A comparison of 6 common website navigation methods
October 1st, 2007 Posted in Reading Room, TheologyBelow is my take on a case study comparing 6 common navigational methods by the Usability Professionals Association including among them Rollover, Flash, and Flyout menus I often see ‘crufting-up’ various church and/or charity websites. The results, while not surprising to me, may sober-up others drunk with GUI gadgetry:
While overhauling their internal website, the designers for one of Fidelity Financial ran into some tough questions regarding which navigational approach best suited their site. As a result, they fielded six different version of their website, and gave about 120 some-odd people about 4 common tasks each.

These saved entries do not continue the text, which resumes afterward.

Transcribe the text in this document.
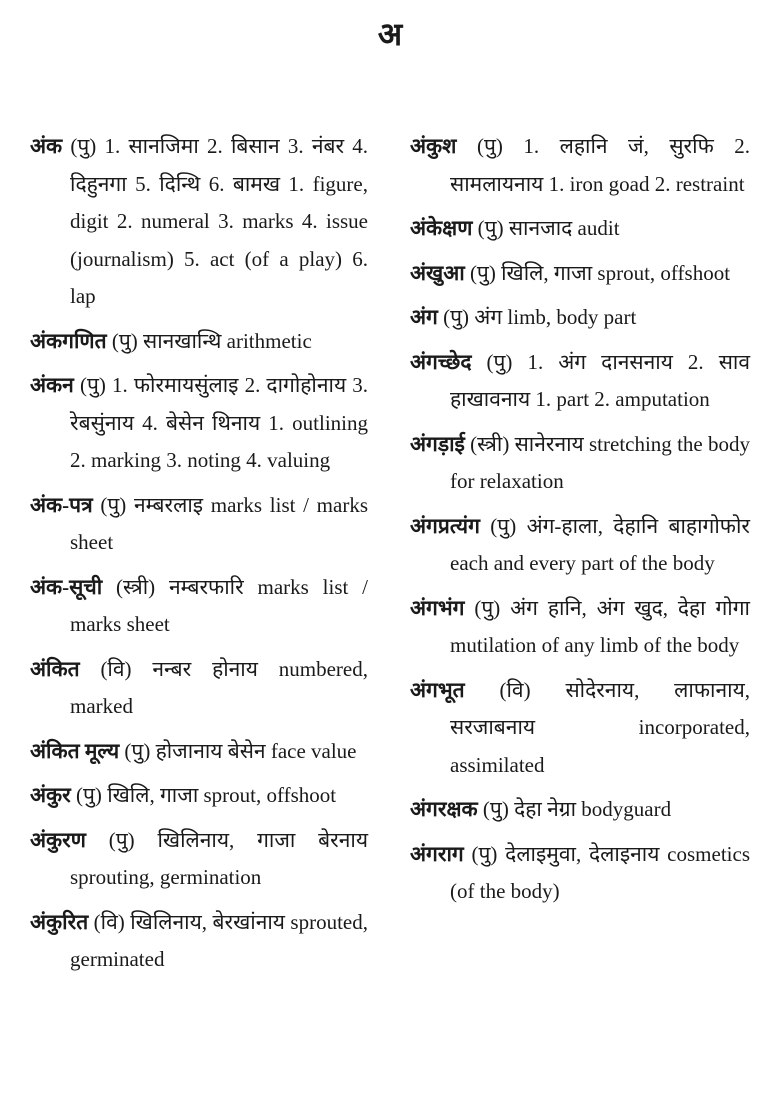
अ
अंक (पु) 1. सानजिमा 2. बिसान 3. नंबर 4. दिहुनगा 5. दिन्थि 6. बामख 1. figure, digit 2. numeral 3. marks 4. issue (journalism) 5. act (of a play) 6. lap
अंकगणित (पु) सानखान्थि arithmetic
अंकन (पु) 1. फोरमायसुंलाइ 2. दागोहोनाय 3. रेबसुंनाय 4. बेसेन थिनाय 1. outlining 2. marking 3. noting 4. valuing
अंक-पत्र (पु) नम्बरलाइ marks list / marks sheet
अंक-सूची (स्त्री) नम्बरफारि marks list / marks sheet
अंकित (वि) नन्बर होनाय numbered, marked
अंकित मूल्य (पु) होजानाय बेसेन face value
अंकुर (पु) खिलि, गाजा sprout, offshoot
अंकुरण (पु) खिलिनाय, गाजा बेरनाय sprouting, germination
अंकुरित (वि) खिलिनाय, बेरखांनाय sprouted, germinated
अंकुश (पु) 1. लहानि जं, सुरफि 2. सामलायनाय 1. iron goad 2. restraint
अंकेक्षण (पु) सानजाद audit
अंखुआ (पु) खिलि, गाजा sprout, offshoot
अंग (पु) अंग limb, body part
अंगच्छेद (पु) 1. अंग दानसनाय 2. साव हाखावनाय 1. part 2. amputation
अंगड़ाई (स्त्री) सानेरनाय stretching the body for relaxation
अंगप्रत्यंग (पु) अंग-हाला, देहानि बाहागोफोर each and every part of the body
अंगभंग (पु) अंग हानि, अंग खुद, देहा गोगा mutilation of any limb of the body
अंगभूत (वि) सोदेरनाय, लाफानाय, सरजाबनाय incorporated, assimilated
अंगरक्षक (पु) देहा नेग्रा bodyguard
अंगराग (पु) देलाइमुवा, देलाइनाय cosmetics (of the body)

The results - at least to me - are not surprising:

You can read the article to see how each menu style is defined, sufficed to say that the simplest - and least glamorous - method yielded the best usability results:
- Yahoo-style menu: 15%
- Rollover menu: 23%
- Flash menu: 23%
- Expand/Contract menu: 22%
- Drop-down menu: 15%
- Fly-out menu: 26%
But here’s the real kicker the study results renderd:
- There was no time savings in using ‘geekier‘ menu methods over simpler; and
- Users reported, subjectively, no preference of ‘flashier‘ menu methods over simpler.

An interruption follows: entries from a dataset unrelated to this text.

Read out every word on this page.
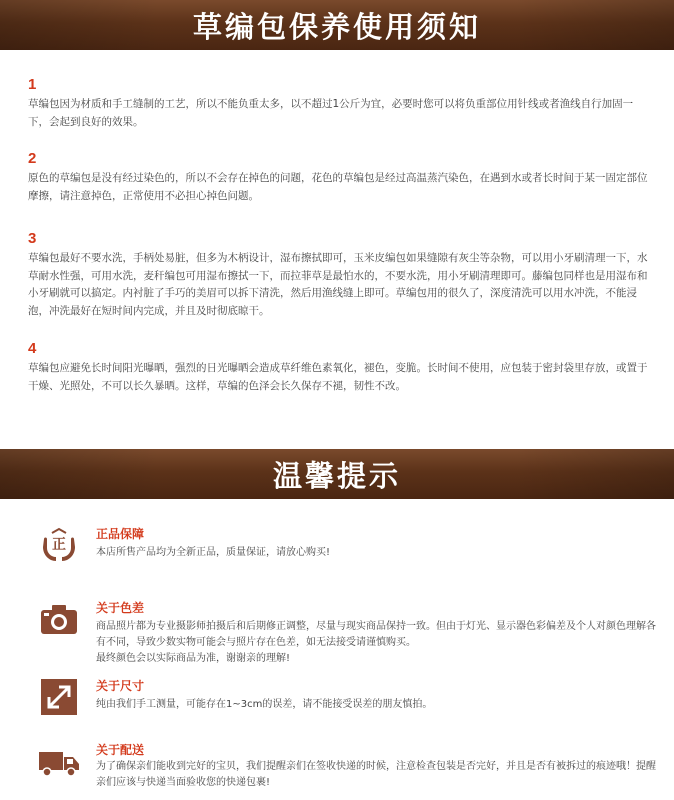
草编包保养使用须知
1
草编包因为材质和手工缝制的工艺，所以不能负重太多，以不超过1公斤为宜，必要时您可以将负重部位用针线或者渔线自行加固一下，会起到良好的效果。
2
原色的草编包是没有经过染色的，所以不会存在掉色的问题，花色的草编包是经过高温蒸汽染色，在遇到水或者长时间于某一固定部位摩擦，请注意掉色，正常使用不必担心掉色问题。
3
草编包最好不要水洗，手柄处易脏，但多为木柄设计，湿布擦拭即可，玉米皮编包如果缝隙有灰尘等杂物，可以用小牙刷清理一下，水草耐水性强，可用水洗，麦秆编包可用湿布擦拭一下，而拉菲草是最怕水的，不要水洗，用小牙刷清理即可。藤编包同样也是用湿布和小牙刷就可以搞定。内衬脏了手巧的美眉可以拆下清洗，然后用渔线缝上即可。草编包用的很久了，深度清洗可以用水冲洗，不能浸泡，冲洗最好在短时间内完成，并且及时彻底晾干。
4
草编包应避免长时间阳光曝晒，强烈的日光曝晒会造成草纤维色素氧化，褪色，变脆。长时间不使用，应包装于密封袋里存放，或置于干燥、光照处，不可以长久暴晒。这样，草编的色泽会长久保存不褪，韧性不改。
温馨提示
正
正品保障
本店所售产品均为全新正品，质量保证，请放心购买!
关于色差
商品照片都为专业摄影师拍摄后和后期修正调整，尽量与现实商品保持一致。但由于灯光、显示器色彩偏差及个人对颜色理解各有不同，导致少数实物可能会与照片存在色差，如无法接受请谨慎购买。
最终颜色会以实际商品为准，谢谢亲的理解!
关于尺寸
纯由我们手工测量，可能存在1~3cm的误差，请不能接受误差的朋友慎拍。
关于配送
为了确保亲们能收到完好的宝贝，我们提醒亲们在签收快递的时候，注意检查包装是否完好，并且是否有被拆过的痕迹哦！提醒亲们应该与快递当面验收您的快递包裹!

So does this mean you need to rip out your existing navigation on your church website? Perhaps … but that’s not my point today.
Instead, if you walk away with anything regarding this study, I’d like it to be these two things:
- Design user interface based upon common user workflow/tasks; and not what’s nifty; and
- dare to take time to test these tasks against different types of user interface methods across at least 5 different users.

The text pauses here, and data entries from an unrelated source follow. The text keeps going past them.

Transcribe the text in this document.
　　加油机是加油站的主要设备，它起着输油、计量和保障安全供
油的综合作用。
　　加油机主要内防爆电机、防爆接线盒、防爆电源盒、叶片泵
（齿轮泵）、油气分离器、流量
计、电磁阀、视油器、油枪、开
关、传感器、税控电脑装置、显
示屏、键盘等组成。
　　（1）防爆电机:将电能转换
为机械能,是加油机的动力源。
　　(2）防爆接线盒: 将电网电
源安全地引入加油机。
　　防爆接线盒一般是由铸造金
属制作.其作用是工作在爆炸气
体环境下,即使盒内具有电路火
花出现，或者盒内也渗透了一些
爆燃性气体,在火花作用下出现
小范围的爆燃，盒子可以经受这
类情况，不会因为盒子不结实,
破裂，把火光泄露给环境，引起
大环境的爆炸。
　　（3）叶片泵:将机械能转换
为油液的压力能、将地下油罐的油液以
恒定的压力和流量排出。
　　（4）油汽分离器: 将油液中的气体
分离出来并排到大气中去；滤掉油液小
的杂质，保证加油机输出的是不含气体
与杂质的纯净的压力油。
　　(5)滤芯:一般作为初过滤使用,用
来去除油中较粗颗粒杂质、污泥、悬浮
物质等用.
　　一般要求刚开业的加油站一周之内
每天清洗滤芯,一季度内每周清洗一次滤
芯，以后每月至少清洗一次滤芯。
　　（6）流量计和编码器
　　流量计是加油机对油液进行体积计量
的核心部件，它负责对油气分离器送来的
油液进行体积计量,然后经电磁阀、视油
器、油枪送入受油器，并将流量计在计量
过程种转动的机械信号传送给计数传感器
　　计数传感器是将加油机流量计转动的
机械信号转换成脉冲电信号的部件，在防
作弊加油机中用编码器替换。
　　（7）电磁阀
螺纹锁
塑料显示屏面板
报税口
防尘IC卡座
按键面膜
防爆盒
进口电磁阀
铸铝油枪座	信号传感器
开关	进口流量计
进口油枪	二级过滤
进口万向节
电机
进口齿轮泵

Of course this implies the following:
- that you understand your users - and understand you are not one of them
- that you’ve enumerated the common user tasks and/or workflow
- that you use a test site to test development before going live
So why not read the case study … and even better, the associated PDF: “Extreme Makeover: UI Edition” … as examples of how to go about making user interface decisions for your next church and/or charity website do-over.
Who knows? You might actually wind-up with website navigation as relevant to your user’s context as last Sunday’s sermon!